Lambing percentages are tipped to vary widely in flocks across the state, based largely on the amount of supplementary feeding producers have undertaken.
Lambing season is in full-swing but many are still pinning their hopes on widespread rain this week to stop the relentless task of feeding ewes.
Landmark animal production specialist Daniel Schuppan praised producers for being on the front foot in trying times, feeding pregnant and lactating ewes to keep them in good condition.
He had heard reports of some March lambing flocks in the Upper South East on lucerne achieving 110 per cent lambing percentages, but said most producers across the state were yet to mark their lambs.
“Lambing conditions have been mild, which has helped lamb survival. but with slow lamb growth rates we will probably see some (producers) delay their lamb marking to avoid stressing them,” he said.
Mr Schuppan said many producers with little paddock feed were reassessing their hay and grain stocks and some were making the tough decision to sell ewes with young lambs at-foot.
“Back in January and February we had budgeted supplementary feeding to the end of May, but it has been an extraordinary start to the season and many fodder sources are coming to an end,” he said.
“Especially outside Goyders Line, even if they get a good rain soon it will be four to five weeks before they can stop feeding and for many, where do they get hold of hay and grain.”
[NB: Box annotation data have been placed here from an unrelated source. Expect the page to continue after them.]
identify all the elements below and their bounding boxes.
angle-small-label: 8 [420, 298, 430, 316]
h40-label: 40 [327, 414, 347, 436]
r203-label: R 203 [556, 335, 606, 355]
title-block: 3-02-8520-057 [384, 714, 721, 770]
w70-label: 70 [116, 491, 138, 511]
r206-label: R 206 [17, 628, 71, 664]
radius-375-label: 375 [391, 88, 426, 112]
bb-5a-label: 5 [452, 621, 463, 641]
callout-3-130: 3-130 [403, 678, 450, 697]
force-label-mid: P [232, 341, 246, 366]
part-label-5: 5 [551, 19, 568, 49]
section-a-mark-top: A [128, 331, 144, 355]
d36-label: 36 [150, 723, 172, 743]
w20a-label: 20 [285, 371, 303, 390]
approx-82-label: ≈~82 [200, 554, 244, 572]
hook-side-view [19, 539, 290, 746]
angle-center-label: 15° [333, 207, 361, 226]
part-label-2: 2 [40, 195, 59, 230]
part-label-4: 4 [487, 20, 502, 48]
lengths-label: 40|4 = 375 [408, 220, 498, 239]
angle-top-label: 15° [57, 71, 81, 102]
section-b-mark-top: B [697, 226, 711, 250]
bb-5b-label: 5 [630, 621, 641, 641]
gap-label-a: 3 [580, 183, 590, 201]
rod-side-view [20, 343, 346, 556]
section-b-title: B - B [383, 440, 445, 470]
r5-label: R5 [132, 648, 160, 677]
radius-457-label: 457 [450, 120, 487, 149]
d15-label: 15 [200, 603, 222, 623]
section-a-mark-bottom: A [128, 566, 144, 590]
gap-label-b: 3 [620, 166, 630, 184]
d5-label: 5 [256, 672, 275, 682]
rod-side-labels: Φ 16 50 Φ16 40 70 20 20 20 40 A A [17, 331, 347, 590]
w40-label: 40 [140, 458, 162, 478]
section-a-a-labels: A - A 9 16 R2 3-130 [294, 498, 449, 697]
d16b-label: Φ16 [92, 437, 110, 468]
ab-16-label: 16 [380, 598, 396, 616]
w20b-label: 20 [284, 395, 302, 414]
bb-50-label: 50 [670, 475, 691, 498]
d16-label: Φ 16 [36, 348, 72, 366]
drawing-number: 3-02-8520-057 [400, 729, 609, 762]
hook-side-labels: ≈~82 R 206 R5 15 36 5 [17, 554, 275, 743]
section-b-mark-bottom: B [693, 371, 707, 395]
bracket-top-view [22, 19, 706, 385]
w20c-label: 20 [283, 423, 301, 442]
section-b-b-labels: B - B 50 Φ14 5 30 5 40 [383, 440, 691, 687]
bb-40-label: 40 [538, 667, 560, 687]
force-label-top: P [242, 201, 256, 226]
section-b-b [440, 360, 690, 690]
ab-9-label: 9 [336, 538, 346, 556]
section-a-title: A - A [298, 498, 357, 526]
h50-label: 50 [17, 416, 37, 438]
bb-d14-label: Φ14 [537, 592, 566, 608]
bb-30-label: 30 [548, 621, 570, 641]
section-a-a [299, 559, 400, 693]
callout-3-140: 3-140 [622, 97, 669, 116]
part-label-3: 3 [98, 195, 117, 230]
AgriPartner Consulting principal consultant Hamish Dickson said the economics of supplementary feeding ewes had added up in most flocks, due to outstanding wool and meat prices.
“Even though feed prices are up and feeding rates are up it has been a positive decision to make not to be offloading pregnant ewes,” he said.
But Mr Dickson acknowledged after months of feeding many producers were assessing when “enough was enough”.
“The best management is to make sure they hold their ewes in as good a condition as they can and not back off in the lead up to lambing,” he said.
“If they have to back off feeding, do it after – this is far less problem than trying to feed them back into good nick with lambs on them.”
He said many flocks in the “inside country” had variable conception rates but given the focus on feeding and mild lambing conditions were likely to enjoy “above average” lambing percentages.
However, it had been a different story in pastoral areas where conception and lambing rates had been lower too.
Cousins Merino Services’ Michelle Cousins said pregnancy scanning rates had been highly variable, dependent on producers’ ability to manage their ewes and the amount of feed available.
They had seen as low as 60-75pc in some pastoral flocks experiencing a very dry season, up to 135-150pc in the SE where it has been a more “traditional season”.
“We saw an increase in clients scanning for twins this year because they knew they needed to utlise their feed effectively and most chose to destock their drys (ewes),” she said.
“Those that re-mated dry ewes in this later period experienced poor conception rates, due to the dry conditions.”